A Retired ER Doctor Finds New Ways to Use Her Skills

From a Wall Street Journal story by Julie Halpert headlined “A Former ER Doctor Finds New Ways to Use Her Medical Skills in Retirement”:

As an emergency-room physician, Paula Glosserman didn’t have time for much else for many years.

“I loved my job and never doubted that I made the right decision,” she says.

Even so, she grew weary of working overnight, weekend and holiday shifts.

She decided to take full early retirement at 58. It allowed her a pension while she continued to work at a reduced schedule for the next seven years.

Now Dr. Glosserman, who is 69 and lives in Los Angeles, is busier than ever, removing tattoos, working as a summer-camp doctor and coaching medical-school students.

She had started to explore other ways to help people well before retiring. In 2000, she met a person who helped develop a tattoo-removal program as part of Homeboy Industries, a nonprofit that provides support to former gang members and other marginalized members of society.

“I thought that was an amazing way to have a palpable impact on somebody’s life that’s so dramatic and so transformative,” she says. “It spoke to me right away.” She became the volunteer medical director in 2015.

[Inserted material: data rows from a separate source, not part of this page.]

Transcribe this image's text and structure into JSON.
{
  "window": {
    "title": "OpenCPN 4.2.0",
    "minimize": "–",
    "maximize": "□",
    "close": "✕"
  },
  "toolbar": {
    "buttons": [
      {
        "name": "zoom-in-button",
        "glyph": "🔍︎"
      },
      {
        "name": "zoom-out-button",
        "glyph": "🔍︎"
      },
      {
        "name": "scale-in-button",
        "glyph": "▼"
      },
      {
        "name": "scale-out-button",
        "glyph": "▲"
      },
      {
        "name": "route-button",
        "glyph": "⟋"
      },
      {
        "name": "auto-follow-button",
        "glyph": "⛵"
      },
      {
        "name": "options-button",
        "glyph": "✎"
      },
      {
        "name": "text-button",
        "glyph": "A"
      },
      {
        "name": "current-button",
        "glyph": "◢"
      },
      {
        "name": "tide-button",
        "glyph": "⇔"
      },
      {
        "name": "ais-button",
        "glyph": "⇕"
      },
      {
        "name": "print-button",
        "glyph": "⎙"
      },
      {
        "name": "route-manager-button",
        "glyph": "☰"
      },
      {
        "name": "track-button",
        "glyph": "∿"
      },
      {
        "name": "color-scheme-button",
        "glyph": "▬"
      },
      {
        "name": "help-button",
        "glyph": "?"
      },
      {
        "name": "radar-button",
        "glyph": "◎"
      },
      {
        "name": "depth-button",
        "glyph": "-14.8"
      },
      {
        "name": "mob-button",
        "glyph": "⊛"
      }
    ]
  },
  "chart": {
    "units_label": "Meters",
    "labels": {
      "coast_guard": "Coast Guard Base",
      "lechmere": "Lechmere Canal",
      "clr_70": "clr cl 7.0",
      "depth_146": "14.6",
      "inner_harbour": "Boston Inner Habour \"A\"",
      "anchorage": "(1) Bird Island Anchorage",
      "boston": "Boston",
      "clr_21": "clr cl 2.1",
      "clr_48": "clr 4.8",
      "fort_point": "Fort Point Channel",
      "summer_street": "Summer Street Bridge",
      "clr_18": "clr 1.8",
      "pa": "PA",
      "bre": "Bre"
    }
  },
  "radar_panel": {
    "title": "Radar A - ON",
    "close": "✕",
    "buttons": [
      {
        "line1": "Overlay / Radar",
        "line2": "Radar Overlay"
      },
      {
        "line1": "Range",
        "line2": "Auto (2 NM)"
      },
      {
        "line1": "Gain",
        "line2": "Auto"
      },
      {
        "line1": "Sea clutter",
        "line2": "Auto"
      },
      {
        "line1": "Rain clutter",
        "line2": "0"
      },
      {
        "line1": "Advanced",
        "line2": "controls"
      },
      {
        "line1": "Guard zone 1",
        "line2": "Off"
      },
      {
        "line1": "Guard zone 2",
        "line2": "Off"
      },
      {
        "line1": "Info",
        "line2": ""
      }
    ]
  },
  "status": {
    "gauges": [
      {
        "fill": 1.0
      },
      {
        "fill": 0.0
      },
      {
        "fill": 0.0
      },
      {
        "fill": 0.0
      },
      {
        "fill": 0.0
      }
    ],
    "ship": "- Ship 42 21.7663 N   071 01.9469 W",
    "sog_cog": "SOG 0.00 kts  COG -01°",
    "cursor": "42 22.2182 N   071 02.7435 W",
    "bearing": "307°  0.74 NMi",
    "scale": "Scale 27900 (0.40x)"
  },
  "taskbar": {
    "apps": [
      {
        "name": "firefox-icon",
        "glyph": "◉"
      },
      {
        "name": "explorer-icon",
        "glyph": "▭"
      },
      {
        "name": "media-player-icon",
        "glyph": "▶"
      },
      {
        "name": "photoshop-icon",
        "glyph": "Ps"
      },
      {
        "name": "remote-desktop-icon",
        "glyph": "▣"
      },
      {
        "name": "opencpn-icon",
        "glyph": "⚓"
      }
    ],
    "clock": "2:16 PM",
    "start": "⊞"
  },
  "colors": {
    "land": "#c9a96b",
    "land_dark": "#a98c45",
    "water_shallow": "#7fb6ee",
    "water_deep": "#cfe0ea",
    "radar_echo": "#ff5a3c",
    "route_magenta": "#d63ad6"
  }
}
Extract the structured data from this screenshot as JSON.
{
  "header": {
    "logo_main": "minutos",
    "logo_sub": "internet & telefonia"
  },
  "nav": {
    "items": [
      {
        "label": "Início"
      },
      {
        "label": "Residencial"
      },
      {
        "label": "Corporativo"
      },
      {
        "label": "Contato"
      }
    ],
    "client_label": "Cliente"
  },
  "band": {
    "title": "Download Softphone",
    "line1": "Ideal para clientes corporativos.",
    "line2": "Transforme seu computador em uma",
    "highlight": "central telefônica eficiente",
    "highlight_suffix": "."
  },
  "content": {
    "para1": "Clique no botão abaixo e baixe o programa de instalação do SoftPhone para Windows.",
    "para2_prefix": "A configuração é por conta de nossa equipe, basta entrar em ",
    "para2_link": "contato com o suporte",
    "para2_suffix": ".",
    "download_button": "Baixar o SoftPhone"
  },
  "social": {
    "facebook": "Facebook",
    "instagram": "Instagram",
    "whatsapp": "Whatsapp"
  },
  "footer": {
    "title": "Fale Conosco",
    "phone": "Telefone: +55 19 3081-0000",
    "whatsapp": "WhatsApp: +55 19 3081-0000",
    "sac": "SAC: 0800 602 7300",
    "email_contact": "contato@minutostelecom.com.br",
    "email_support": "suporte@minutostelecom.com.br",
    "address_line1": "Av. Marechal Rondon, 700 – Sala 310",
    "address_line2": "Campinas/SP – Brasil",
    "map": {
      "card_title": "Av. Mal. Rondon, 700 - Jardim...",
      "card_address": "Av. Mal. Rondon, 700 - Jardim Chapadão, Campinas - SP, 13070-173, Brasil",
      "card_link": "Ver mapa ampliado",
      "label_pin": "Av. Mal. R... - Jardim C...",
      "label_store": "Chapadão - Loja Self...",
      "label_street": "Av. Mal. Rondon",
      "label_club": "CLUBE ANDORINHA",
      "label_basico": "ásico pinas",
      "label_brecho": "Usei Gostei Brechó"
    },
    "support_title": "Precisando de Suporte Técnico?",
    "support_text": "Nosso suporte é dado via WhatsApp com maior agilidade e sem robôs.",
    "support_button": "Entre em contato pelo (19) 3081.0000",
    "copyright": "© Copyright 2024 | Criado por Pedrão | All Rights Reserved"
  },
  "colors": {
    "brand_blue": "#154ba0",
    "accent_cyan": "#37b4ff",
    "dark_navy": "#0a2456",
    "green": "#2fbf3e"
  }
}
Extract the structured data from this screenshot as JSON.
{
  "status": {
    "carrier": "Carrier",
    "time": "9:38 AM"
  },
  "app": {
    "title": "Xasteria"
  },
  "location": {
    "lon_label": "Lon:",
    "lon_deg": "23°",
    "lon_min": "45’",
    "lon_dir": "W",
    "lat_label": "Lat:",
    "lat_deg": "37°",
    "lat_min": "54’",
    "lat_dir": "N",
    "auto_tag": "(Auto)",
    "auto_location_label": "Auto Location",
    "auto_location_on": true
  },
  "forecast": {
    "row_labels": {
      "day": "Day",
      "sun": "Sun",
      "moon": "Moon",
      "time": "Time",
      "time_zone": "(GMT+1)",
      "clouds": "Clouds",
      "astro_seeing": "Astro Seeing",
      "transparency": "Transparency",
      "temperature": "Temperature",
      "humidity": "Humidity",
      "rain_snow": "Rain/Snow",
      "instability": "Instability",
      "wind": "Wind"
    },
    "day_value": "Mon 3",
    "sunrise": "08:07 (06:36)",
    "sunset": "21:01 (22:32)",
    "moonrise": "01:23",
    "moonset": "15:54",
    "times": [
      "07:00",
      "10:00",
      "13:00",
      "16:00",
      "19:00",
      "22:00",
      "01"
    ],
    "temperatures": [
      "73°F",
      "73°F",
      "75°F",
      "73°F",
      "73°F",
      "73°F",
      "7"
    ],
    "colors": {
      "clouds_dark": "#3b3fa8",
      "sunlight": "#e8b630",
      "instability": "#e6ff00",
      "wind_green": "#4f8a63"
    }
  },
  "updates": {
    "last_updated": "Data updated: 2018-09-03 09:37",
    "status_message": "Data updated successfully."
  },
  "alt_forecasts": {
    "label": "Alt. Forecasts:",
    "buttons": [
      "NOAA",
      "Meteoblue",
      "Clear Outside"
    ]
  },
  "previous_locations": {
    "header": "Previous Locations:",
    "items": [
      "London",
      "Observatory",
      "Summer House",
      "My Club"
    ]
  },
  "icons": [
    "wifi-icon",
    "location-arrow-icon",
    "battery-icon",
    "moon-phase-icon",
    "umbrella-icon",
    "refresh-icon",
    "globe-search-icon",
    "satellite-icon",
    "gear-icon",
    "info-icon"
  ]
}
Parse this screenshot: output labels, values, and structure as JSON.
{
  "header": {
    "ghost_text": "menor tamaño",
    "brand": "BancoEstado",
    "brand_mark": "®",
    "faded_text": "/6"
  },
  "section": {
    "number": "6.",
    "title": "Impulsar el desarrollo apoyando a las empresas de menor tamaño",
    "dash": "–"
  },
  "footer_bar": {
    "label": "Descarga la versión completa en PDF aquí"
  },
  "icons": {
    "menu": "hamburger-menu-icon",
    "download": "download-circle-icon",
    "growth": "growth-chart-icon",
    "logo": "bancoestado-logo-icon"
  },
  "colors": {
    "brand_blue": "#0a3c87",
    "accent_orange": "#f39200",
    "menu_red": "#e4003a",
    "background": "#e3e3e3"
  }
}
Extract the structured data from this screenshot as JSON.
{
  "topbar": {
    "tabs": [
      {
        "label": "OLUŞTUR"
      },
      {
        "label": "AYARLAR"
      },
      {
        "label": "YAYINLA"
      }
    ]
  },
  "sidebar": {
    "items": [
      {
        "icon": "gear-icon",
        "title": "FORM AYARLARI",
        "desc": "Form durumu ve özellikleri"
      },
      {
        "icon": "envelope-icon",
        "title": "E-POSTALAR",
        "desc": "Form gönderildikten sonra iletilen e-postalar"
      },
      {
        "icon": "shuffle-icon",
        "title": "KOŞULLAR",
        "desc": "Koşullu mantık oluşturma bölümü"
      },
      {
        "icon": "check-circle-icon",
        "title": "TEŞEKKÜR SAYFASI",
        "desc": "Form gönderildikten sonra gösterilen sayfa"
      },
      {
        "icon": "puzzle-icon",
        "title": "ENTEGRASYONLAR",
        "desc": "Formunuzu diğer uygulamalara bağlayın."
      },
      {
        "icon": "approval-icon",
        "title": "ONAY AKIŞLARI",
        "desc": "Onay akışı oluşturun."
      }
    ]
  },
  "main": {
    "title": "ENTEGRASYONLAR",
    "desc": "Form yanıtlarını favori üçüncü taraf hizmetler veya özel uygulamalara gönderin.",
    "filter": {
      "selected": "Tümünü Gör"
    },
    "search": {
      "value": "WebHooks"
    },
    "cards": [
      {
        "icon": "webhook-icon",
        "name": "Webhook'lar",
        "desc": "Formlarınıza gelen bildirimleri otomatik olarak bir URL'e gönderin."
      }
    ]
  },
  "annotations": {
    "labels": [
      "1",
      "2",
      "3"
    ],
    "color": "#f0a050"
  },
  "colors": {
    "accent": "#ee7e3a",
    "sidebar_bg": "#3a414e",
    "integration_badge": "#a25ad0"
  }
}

“Taking off unwanted tattoos helps a person get a fresh start in their lives with a clean slate,” she says. “It provides an opportunity for them to thrive without the stigma, shame and regret of a prior life.”

When removing a swastika from a formerly incarcerated client in 2019, Dr. Glosserman, who is Jewish, asked him if he ever had a Jewish friend. “I do now,” he replied. She says she has had many such positive exchanges. “Every day, it’s just so emotionally fulfilling.”

She also has been spending more time at a summer camp on Catalina Island. She started volunteering there as a camp doctor in 1995 for one week a summer. Since retiring she has increased that to three weeks.

“It’s my happy place,” Dr. Glosserman says of the camp, where children engage in hiking, swimming and other activities. “I chose emergency medicine as a specialty partly because I could work in my pajamas (scrubs),” she says. “Working in a bathing suit is even better.”

Last fall she started a paying gig as a student coach at the Keck School of Medicine at the University of Southern California. She has a group of first-year students whom she coaches throughout their four years of medical school. She sees this as particularly important as med-school students have faced significant mental-health challenges in recent years. Her goal is “to find the problems and then make suggestions to lead the students to the right people who might help them.”

Dr. Glosserman says her current pursuits provide her with a variety of fulfilling purposes. “One of my greatest challenges at this point in my life is surrendering to aging,” she says. “I still feel that I have something to contribute, and when I don’t is when I’ll stop.”